A DPEMT pode atuar na defesa de pessoas com renda individual de até três salários mínimos ou renda familiar de até cinco salários mínimos, sendo a análise feita caso a caso. O serviço da Defensoria é gratuito.
Em Cuiabá, no Distrito da Guia e Acorizal, o processo começa no Núcleo de Atendimento ao Público, Conciliação e Propositura de Iniciais, no prédio dos Núcleos Cíveis Integrados, localizado no prédio Pantanal Business, na avenida Rubens de Mendonça. E o prosseguimento da ação ocorre nos núcleos cíveis da Capital, com atribuição de atuação em assuntos de família.

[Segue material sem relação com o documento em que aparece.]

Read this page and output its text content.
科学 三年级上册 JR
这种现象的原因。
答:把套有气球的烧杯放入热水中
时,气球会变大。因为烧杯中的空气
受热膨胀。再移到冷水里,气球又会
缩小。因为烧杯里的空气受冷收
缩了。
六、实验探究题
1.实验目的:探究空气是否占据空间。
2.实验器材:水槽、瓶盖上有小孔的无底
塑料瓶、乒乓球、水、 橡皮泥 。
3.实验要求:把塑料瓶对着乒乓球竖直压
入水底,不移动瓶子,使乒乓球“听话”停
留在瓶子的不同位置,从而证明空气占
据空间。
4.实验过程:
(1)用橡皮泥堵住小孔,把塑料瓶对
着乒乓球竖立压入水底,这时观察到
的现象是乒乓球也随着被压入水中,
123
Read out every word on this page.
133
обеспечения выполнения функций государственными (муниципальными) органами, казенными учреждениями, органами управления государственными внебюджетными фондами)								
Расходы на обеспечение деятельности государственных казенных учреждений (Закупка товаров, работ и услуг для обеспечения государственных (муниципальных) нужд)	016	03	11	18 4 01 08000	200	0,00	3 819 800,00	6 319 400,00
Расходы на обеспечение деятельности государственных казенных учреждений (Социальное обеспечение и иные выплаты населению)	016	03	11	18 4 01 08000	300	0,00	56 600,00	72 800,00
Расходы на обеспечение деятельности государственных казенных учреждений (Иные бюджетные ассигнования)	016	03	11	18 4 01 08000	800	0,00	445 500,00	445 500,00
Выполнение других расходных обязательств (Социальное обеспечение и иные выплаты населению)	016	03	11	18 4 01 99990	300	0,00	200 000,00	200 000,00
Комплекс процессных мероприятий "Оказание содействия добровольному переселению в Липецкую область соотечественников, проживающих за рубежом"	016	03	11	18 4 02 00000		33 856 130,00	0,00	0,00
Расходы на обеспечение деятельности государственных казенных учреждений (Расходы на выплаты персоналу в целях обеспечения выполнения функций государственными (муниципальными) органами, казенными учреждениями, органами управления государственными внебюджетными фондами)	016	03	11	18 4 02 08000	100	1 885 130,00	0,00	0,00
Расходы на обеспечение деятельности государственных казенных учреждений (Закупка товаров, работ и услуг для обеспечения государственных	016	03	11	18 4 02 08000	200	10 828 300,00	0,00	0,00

Nos casos de inventário ou arrolamento de bens, a Defensoria pode orientar os herdeiros, analisar a documentação, verificar o caminho adequado para a regularização e, quando cabível, atuar judicialmente para garantir a partilha dos bens deixados pela pessoa falecida. A DPEMT informa que os documentos necessários para atendimento em casos de inventário e arrolamento de bens são: RG, CPF, certidão de casamento, comprovante de residência e comprovante de renda dos herdeiros; certidão de óbito, CPF e certidão de casamento da pessoa falecida, se houver; além de documentos dos bens deixados, como matrícula de imóvel, guia de IPTU, documentos de veículos, contas bancárias e outros comprovantes de propriedade ou posse.
Para buscar atendimento, procure o Defensoria Pública mais próxima de sua residência, de segunda a sexta-feira, das 12h às 18h, além de canais como o site oficial, WhatsApp: (65) 999634454 e o aplicativo “Defensoria Pública MT Cidadão”.
Para famílias de baixa renda, buscar orientação pode ser o primeiro passo para proteger a moradia, evitar disputas entre herdeiros, acessar valores deixados pelo falecido e garantir que o patrimônio construído em vida permaneça de forma segura com quem tem direito.